What has happened is a considerable amount of counterproductive moves that have either prolonged the process of the monument’s removal or furthered the debate that the monument should stay where it’s at regardless of its blatant disregard for a forward thinking environment.
Unnecessary lawsuits from former congressional candidate Everett Corley, and pressure from groups such as Sons of Confederate Veterans and United Daughters of Confederates, have added to the hysteria behind the monument’s removal. Jefferson County Attorney Mike O’Connell fought against this aforementioned lawsuit in late May, and it has since been lifted by Jefferson Circuit Court Judge Judith McDonald-Burkman. Both Burkman and O’Connell sided with Fischer’s initial plans for removal.
More or less, as the majority of us were settling into our summer breaks by relaxing at the pool or heading down to the beach, arguments of where and if the statue should be removed were exhausted to an almost annoying degree. And even though honorable approaches to replace the monument with a statue of Louisville native Muhammad Ali have been widely petitioned, there’s hardly been any progress for the time being.
The most embarrassing part of this entire situation is that it’s 2016 and we’re still having to jump through so many hoops to remove a symbol that represents a time where owning human beings was a formidable cause to fight for.
You’d think immediately after the restraining order was lifted back in May that we would’ve seen leaps towards getting it as far away from campus as possible. Yet here we are, starting the fall semester off with an ugly reminder that even though we can escape the classrooms for a few months and enjoy our time off, problems we had going into the summer will be here to greet us once more when school begins.
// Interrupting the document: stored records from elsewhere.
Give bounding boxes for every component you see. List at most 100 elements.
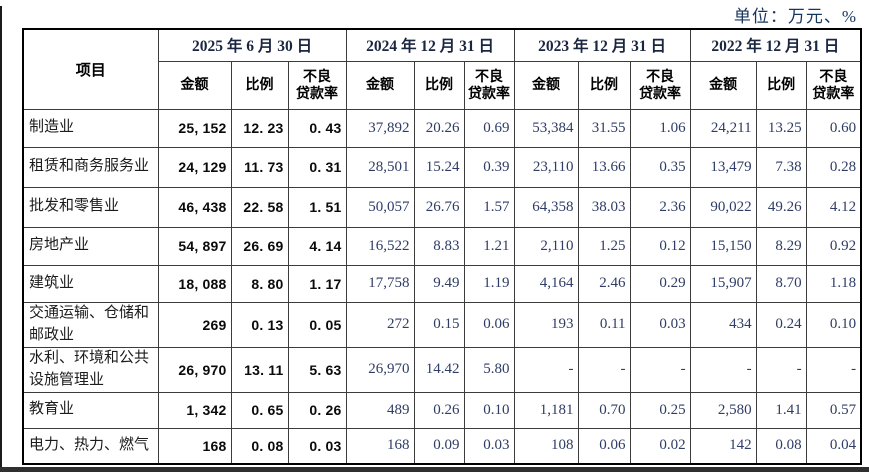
cell-amount: 142 (689, 427, 757, 465)
cell-amount: 15,907 (689, 264, 757, 303)
cell-ratio: 13.66 (577, 146, 631, 188)
period-header-2023: 2023 年 12 月 31 日 (513, 28, 691, 62)
cell-amount: 272 (345, 301, 415, 348)
cell-npl: 0. 31 (287, 146, 347, 188)
cell-amount: 168 (157, 427, 232, 465)
cell-npl: - (629, 346, 691, 393)
cell-ratio: 0.15 (413, 301, 465, 348)
cell-amount: 54, 897 (157, 226, 232, 266)
cell-ratio: 9.49 (413, 264, 465, 303)
cell-amount: 18, 088 (157, 264, 232, 303)
period-header-row: 项目 2025 年 6 月 30 日 2024 年 12 月 31 日 2023… (22, 28, 862, 110)
cell-amount: 46, 438 (157, 186, 232, 228)
cell-amount: 108 (513, 427, 579, 465)
period-header-2022: 2022 年 12 月 31 日 (689, 28, 862, 62)
table-row-manufacturing: 制造业 25, 152 12. 23 0. 43 37,892 20.26 0.… (22, 108, 862, 148)
cell-amount: 17,758 (345, 264, 415, 303)
cell-npl: 0.25 (629, 391, 691, 429)
cell-ratio: 12. 23 (230, 108, 289, 148)
row-label: 建筑业 (22, 264, 159, 303)
industry-loan-table: 项目 2025 年 6 月 30 日 2024 年 12 月 31 日 2023… (22, 28, 863, 465)
table-row-leasing: 租赁和商务服务业 24, 129 11. 73 0. 31 28,501 15.… (22, 146, 862, 188)
cell-npl: 1. 51 (287, 186, 347, 228)
cell-npl: 0.02 (629, 427, 691, 465)
cell-ratio: 26.76 (413, 186, 465, 228)
table-row-power-heat-gas: 电力、热力、燃气 168 0. 08 0. 03 168 0.09 0.03 1… (22, 427, 862, 465)
unit-label: 单位：万元、% (733, 7, 857, 26)
col-header-npl-2025: 不良 贷款率 (287, 60, 347, 110)
col-header-amount-2023: 金额 (513, 60, 579, 110)
cell-ratio: 8. 80 (230, 264, 289, 303)
cell-ratio: 0.11 (577, 301, 631, 348)
sub-header-row: 金额 比例 不良 贷款率 金额 比例 不良 贷款率 金额 比例 不良 贷款率 金… (23, 60, 862, 110)
cell-amount: 193 (513, 301, 579, 348)
cell-npl: 0. 05 (287, 301, 347, 348)
cell-npl: 0.10 (805, 301, 862, 348)
cell-ratio: 0. 65 (230, 391, 289, 429)
table-row-real-estate: 房地产业 54, 897 26. 69 4. 14 16,522 8.83 1.… (22, 226, 862, 266)
cell-ratio: 14.42 (413, 346, 465, 393)
col-header-npl-2024: 不良 贷款率 (463, 60, 515, 110)
cell-npl: 0. 03 (287, 427, 347, 465)
cell-ratio: 26. 69 (230, 226, 289, 266)
cell-npl: 0.39 (463, 146, 515, 188)
item-column-header: 项目 (22, 28, 159, 110)
col-header-ratio-2022: 比例 (755, 60, 807, 110)
cell-ratio: 0.26 (413, 391, 465, 429)
table-row-construction: 建筑业 18, 088 8. 80 1. 17 17,758 9.49 1.19… (22, 264, 862, 303)
cell-ratio: 7.38 (755, 146, 807, 188)
cell-ratio: 11. 73 (230, 146, 289, 188)
cell-amount: 25, 152 (157, 108, 232, 148)
cell-npl: 0.28 (805, 146, 862, 188)
cell-ratio: 31.55 (577, 108, 631, 148)
cell-amount: 64,358 (513, 186, 579, 228)
cell-amount: 269 (157, 301, 232, 348)
cell-npl: 4. 14 (287, 226, 347, 266)
cell-amount: - (513, 346, 579, 393)
cell-npl: 0.92 (805, 226, 862, 266)
cell-amount: 2,110 (513, 226, 579, 266)
period-header-2025: 2025 年 6 月 30 日 (157, 28, 347, 62)
cell-ratio: 13. 11 (230, 346, 289, 393)
table-row-transport-postal: 交通运输、仓储和 邮政业 269 0. 13 0. 05 272 0.15 0.… (22, 301, 862, 348)
table-row-education: 教育业 1, 342 0. 65 0. 26 489 0.26 0.10 1,1… (22, 391, 862, 429)
cell-npl: 1.19 (463, 264, 515, 303)
cell-npl: 0.29 (629, 264, 691, 303)
cell-npl: 0.04 (805, 427, 862, 465)
cell-ratio: 1.25 (577, 226, 631, 266)
cell-npl: - (805, 346, 862, 393)
cell-amount: 1,181 (513, 391, 579, 429)
cell-amount: 2,580 (689, 391, 757, 429)
cell-amount: 37,892 (345, 108, 415, 148)
cell-amount: 90,022 (689, 186, 757, 228)
cell-npl: 1.18 (805, 264, 862, 303)
cell-ratio: 15.24 (413, 146, 465, 188)
col-header-amount-2022: 金额 (689, 60, 757, 110)
cell-amount: 26, 970 (157, 346, 232, 393)
cell-amount: 28,501 (345, 146, 415, 188)
screenshot-bottom-edge (0, 467, 869, 472)
cell-npl: 4.12 (805, 186, 862, 228)
cell-ratio: 0. 08 (230, 427, 289, 465)
cell-ratio: 0.09 (413, 427, 465, 465)
row-label: 批发和零售业 (22, 186, 159, 228)
cell-ratio: 49.26 (755, 186, 807, 228)
cell-ratio: 38.03 (577, 186, 631, 228)
cell-amount: 489 (345, 391, 415, 429)
cell-npl: 0.35 (629, 146, 691, 188)
row-label: 教育业 (22, 391, 159, 429)
col-header-npl-2022: 不良 贷款率 (805, 60, 862, 110)
cell-amount: - (689, 346, 757, 393)
row-label: 电力、热力、燃气 (22, 427, 159, 465)
cell-amount: 15,150 (689, 226, 757, 266)
cell-ratio: 0.24 (755, 301, 807, 348)
cell-npl: 0.03 (629, 301, 691, 348)
col-header-ratio-2025: 比例 (230, 60, 289, 110)
cell-amount: 53,384 (513, 108, 579, 148)
cell-ratio: - (577, 346, 631, 393)
row-label: 交通运输、仓储和 邮政业 (22, 301, 159, 348)
cell-npl: 5.80 (463, 346, 515, 393)
cell-npl: 0.03 (463, 427, 515, 465)
cell-amount: 13,479 (689, 146, 757, 188)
It must be extremely welcoming to the incoming freshmen class to be greeted by a monument that’s been around since a time in when it was looked down upon for white people to even hold conversations with others outside of their race. What a great first impression.
At a time where racial tensions continue to boil, it’s important we look at the removal of this monument from a progressive standpoint.
If we claim to be a university who prides itself on diversity, it might just be time to get rid of the one thing on campus that screams intolerance.